En el Presidium, el poli de detrás del mostrador tenía una cara tan larga como la uña del pulgar de un mandarín, pero era un tipo servicial y mientras consultaba el registro me contó que los Drexler no eran desconocidos para la policía de Schönberg.

– Son una pareja judía -explicó-. Abogados. Bastante conocidos por aquí. Incluso podría decirse que «mal» conocidos.

– ¿De verdad? ¿Y cómo es eso?

– No es que infrinjan las leyes, entiéndame. -El dedo del sargento, del tamaño de una salchicha, encontró el nombre en el libro y recorrió la página en diagonal hasta llegar a la calle y el número-. Aquí está. Handjery Strasse. Número diecisiete.

– Gracias, sargento. ¿Qué me decía de ellos?

– ¿Es usted amigo suyo? -dijo con cautela.

– No, no lo soy.

– Verá, señor, simplemente es que a la gente no le gusta esa clase de cosas. Quieren olvidar lo que ha pasado. No creo que esté bien escarbar en el pasado de esa manera.

– Perdóneme, sargento, pero ¿qué es lo que hacen exactamente?

– Cazan a los llamados criminales de guerra nazis.

Asentí.

– Ya, se entiende que por eso quizá no sean muy populares entre sus vecinos.

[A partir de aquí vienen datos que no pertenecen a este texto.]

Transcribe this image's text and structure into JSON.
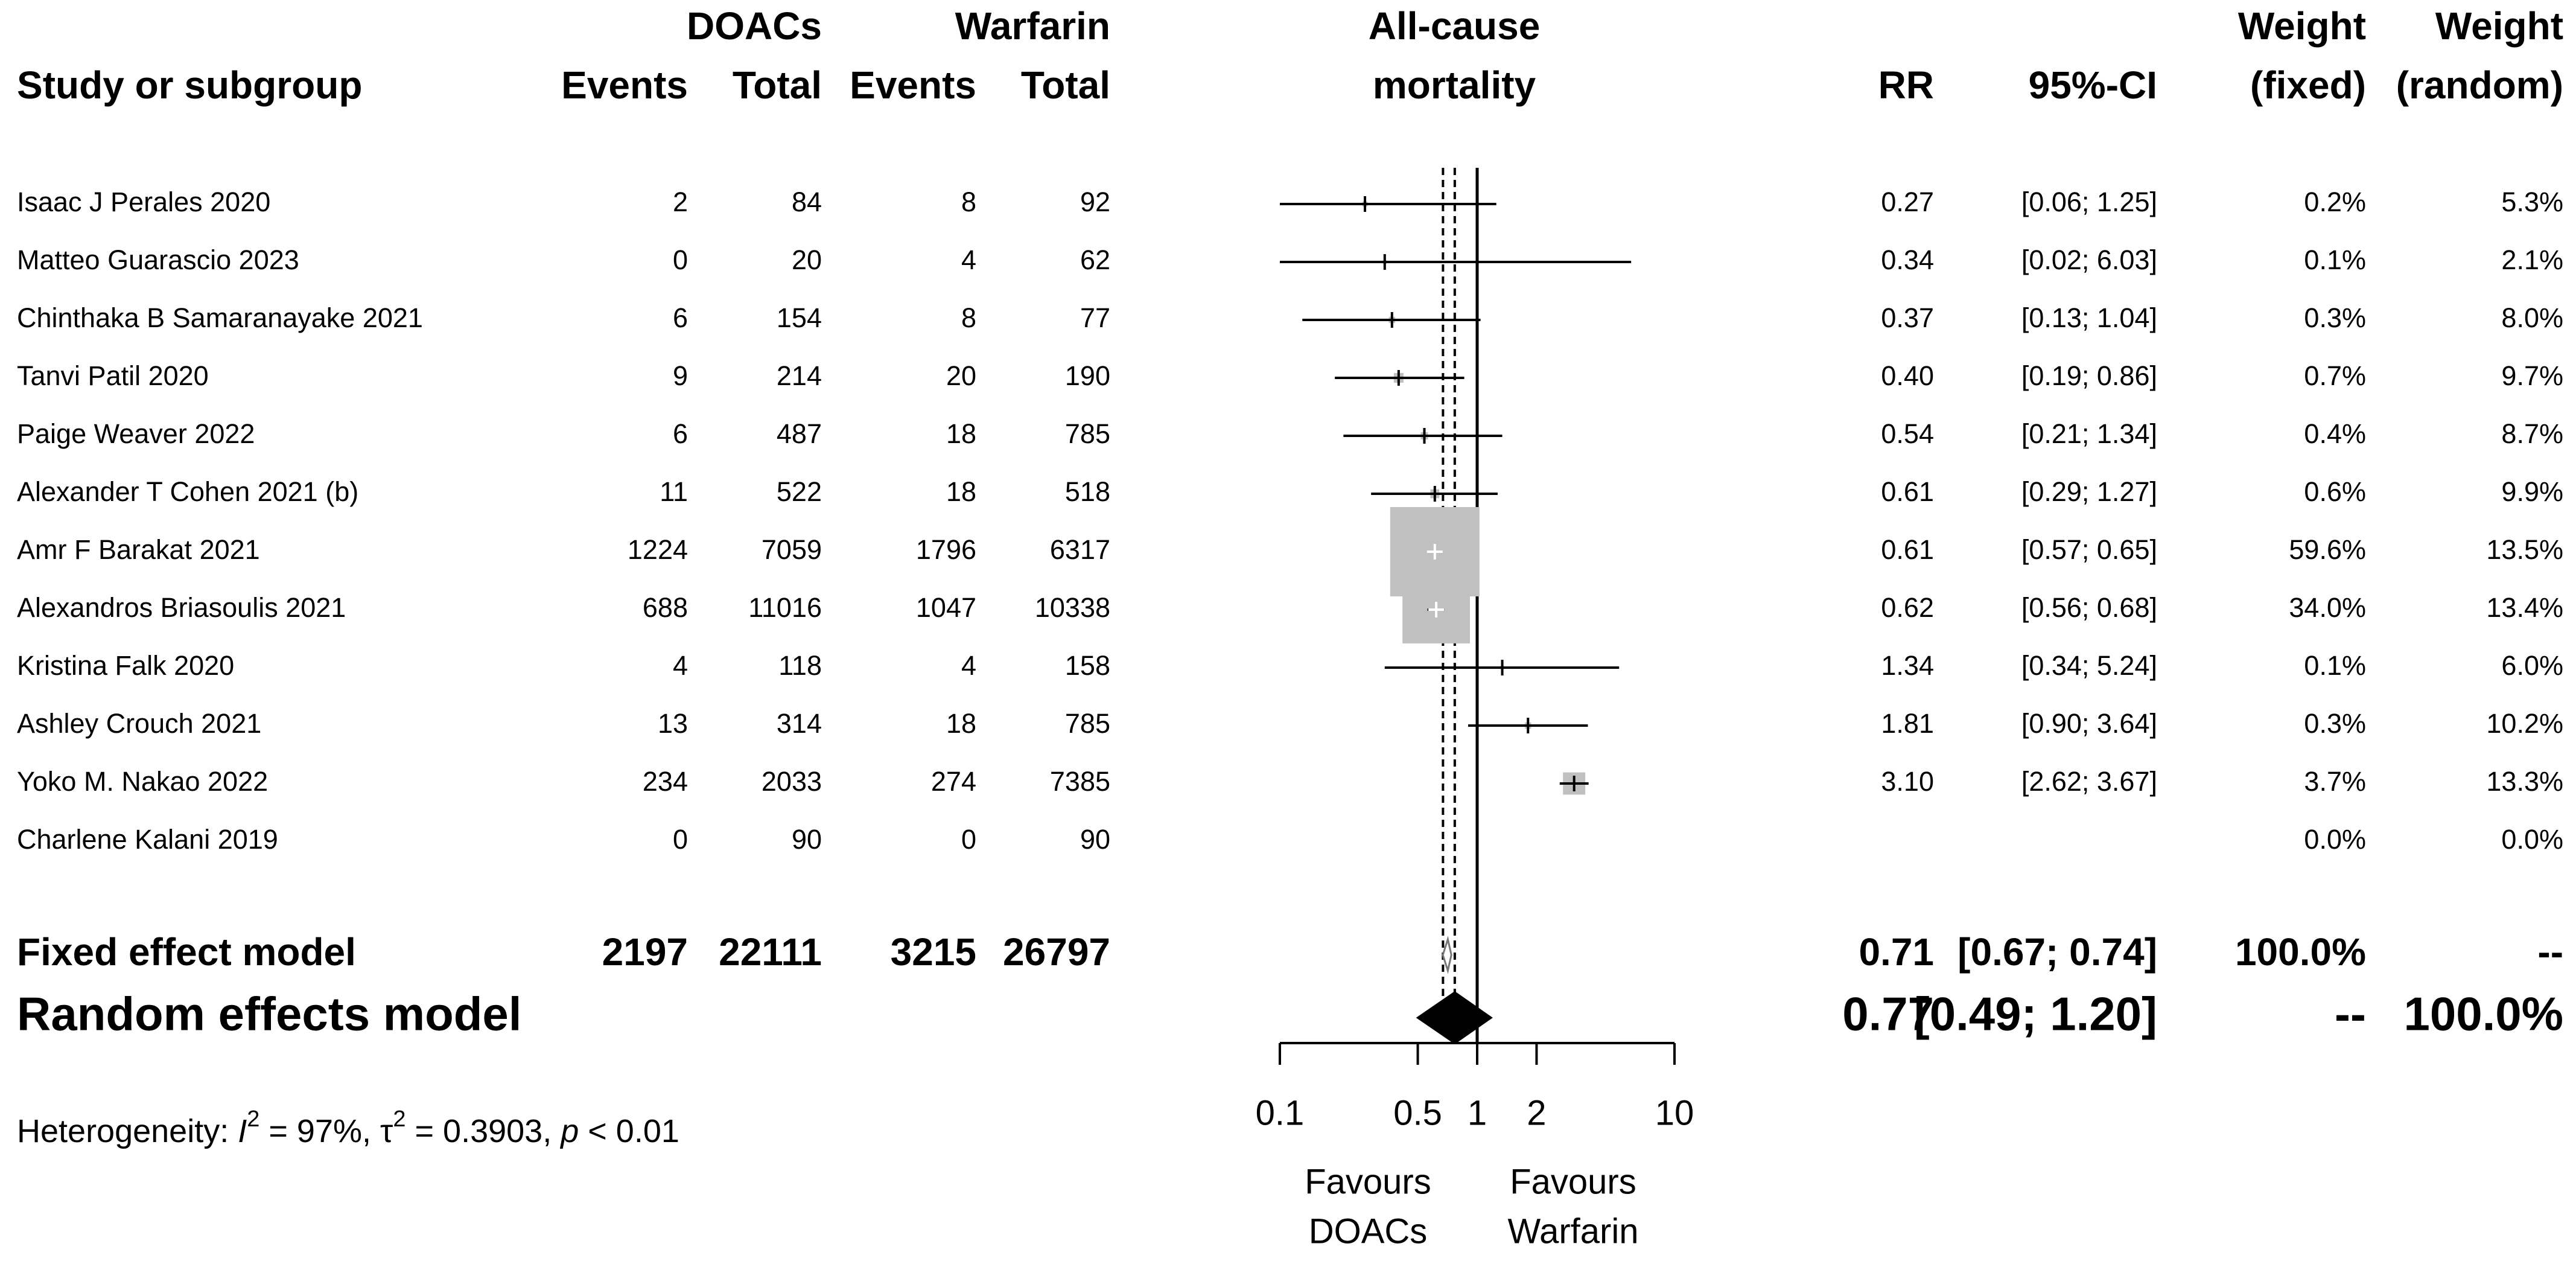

– Lo que sucedió estuvo mal, pero tenemos que reconstruir, empezar de nuevo. Y no sé cómo vamos a hacerlo si la guerra nos sigue a todas partes como una peste.

Como necesitaba más información, le di la razón. Luego le pregunté por el Gay Island.

– No es la clase de sitio donde me pillaría mi mujer. Lo lleva una pájara llamada Kathy Fiege. Está lleno de otras como ella. Pero nunca hay problemas, aparte de un yanqui borracho de vez en cuando. Y a eso no se le puede llamarproblemas. Además, si los rumores son ciertos, pronto seremos todos yanquis, por lo menos todos los que estamos en el sector estadounidense, ¿no?

Le di las gracias y me dirigí a la puerta.

– Solo una cosa más, sargento -dije dando media vuelta-. Esos Drexler… ¿Encuentran alguna vez a algún criminal de guerra?

En la larga cara del sargento apareció un gesto divertido y malicioso.

– No si podemos evitarlo, señor.

Los Drexler vivían algo más al sur, cerca de la comisaría, en un edificio recientemente restaurado al lado de la línea del S-Bahn y frente a una pequeña escuela. Pero no contestó nadie cuando llamé a la puerta de su apartamento en el último piso.

Encendí un cigarrillo para quitarme de la nariz el fuerte olor a desinfectante que había en el rellano y volví a llamar. Al bajar la vista vi en el suelo, junto a la puerta, dos colillas que sorprendentemente nadie había recogido. No parecía que nadie hubiera entrado por aquella puerta desde hacía tiempo. Al inclinarme para recoger las puntas de cigarrillo, me encontré con que el olor era aún más fuerte. Me coloqué en posición de flexión, apreté la nariz contra el espacio entre el suelo y la puerta y me vinieron arcadas cuando el aire del interior del piso me llenó la garganta y los pulmones. Me aparté rápidamente y tosí hasta sacar medio hígado en las escaleras que bajaban.